Our web design services cover everything from initial brand strategy through to fully custom development and launch. We have built websites for clients across the globe from Malta to the UK and UAE, across hospitality, iGaming, professional services, and the creative industries. If you want a site that feels like it was designed with intention rather than assembled from a template, that is exactly what we do.

Ready to give your brand the website it deserves?
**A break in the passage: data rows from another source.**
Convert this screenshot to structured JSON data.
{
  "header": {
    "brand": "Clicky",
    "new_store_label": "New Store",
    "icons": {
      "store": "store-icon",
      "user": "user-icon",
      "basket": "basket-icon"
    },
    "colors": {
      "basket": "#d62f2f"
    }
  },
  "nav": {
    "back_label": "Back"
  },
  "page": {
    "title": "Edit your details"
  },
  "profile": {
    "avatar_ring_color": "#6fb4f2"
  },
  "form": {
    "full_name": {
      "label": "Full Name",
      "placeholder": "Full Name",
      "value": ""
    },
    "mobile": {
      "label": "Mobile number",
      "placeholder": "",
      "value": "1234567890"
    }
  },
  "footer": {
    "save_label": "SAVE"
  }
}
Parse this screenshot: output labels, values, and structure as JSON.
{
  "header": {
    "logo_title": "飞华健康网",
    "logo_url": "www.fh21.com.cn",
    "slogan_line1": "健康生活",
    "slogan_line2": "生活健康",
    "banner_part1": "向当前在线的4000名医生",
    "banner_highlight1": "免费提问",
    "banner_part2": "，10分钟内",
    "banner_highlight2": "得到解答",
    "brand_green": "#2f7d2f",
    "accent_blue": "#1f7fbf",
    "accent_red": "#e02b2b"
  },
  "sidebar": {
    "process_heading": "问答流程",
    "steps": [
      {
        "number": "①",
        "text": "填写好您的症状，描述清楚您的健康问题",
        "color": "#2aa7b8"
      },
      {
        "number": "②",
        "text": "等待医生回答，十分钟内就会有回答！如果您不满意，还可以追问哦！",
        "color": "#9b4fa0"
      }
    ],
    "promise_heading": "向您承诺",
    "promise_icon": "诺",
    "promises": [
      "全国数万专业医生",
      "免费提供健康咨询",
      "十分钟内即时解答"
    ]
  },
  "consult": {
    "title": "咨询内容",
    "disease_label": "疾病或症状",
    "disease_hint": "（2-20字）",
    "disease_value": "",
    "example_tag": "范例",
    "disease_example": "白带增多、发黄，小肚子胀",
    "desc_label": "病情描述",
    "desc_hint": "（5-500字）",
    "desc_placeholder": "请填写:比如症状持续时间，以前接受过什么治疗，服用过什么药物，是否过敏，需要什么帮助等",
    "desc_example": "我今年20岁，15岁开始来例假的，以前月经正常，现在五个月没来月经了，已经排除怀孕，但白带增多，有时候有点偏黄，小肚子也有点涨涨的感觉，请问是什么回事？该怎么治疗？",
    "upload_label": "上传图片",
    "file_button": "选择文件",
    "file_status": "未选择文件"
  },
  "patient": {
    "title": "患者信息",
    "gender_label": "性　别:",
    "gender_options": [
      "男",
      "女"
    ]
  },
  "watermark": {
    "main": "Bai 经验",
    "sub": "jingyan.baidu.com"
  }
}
Get in touch with MPiFY today and let us build something worth landing on.

FAQ

What is entertainment web design?

Entertainment web design is the practice of building websites where the brand experience itself becomes the content, typically used for films, music artists, events, and lifestyle brands.

What does the official Michael movie website look like?

The Michael movie website uses a retro minimalist aesthetic: a grainy textured background, a colour palette built around deep maroon and golden brown, and a cursive title wordmark that evokes vintage print and analogue photography rather than modern digital minimalism.

What design approach does The Devil Wears Prada 2 site use?

The site uses a clean, editorial aesthetic built by Powster for 20th Century Studios, with structured navigation and a polished fashion-magazine tone.

What are the biggest entertainment web design trends for 2026?

The dominant trends in this case are Retro Minimalism (nostalgic elements meet minimalism) and Editorial Maximalism (bold, loud, personality-driven design), alongside immersive 3D and scroll-triggered animation.

Why does web design matter so much for entertainment brands?

Users form a visual opinion of a website in just 50 milliseconds, making design the single most critical first touchpoint for any entertainment or lifestyle brand.

Can MPiFY build entertainment-style websites for non-film brands?

Yes; MPiFY builds custom websites for lifestyle, hospitality, and creative brands that apply the same intentional design principles used by leading entertainment properties.

How does movie website design influence lifestyle brand design?

Movie websites set visual benchmarks for emotional resonance and brand commitment in entertainment web design, and those principles translate directly to hospitality, fashion, and lifestyle brand sites.​​​​​​​​​​​​​​​​

Key Takeaways

  • Users form an opinion about a website’s visual appeal in just 50 milliseconds, and 94% of those first impressions are design-driven.
  • The Michael teaser trailer reached 116.2 million views in 24 hours, the biggest opening for any musical biopic trailer in history.
  • Michael movie opened to USD 217.4 million worldwide, supported by a website design rooted in Retro Minimalism that anchors a nostalgic emotional world.
  • The Devil Wears Prada 2 official site uses a polished editorial aesthetic with structured navigation, fully aligned with the film’s fashion-forward brand world.
  • Lifestyle and entertainment web design in 2026 is split between Retro Minimalism and Editorial Maximalism, with both approaches thriving for the right brands.
  • Immersive 3D, scroll-triggered animation, and interactive layouts are now standard expectations, not premium extras, in entertainment and lifestyle categories.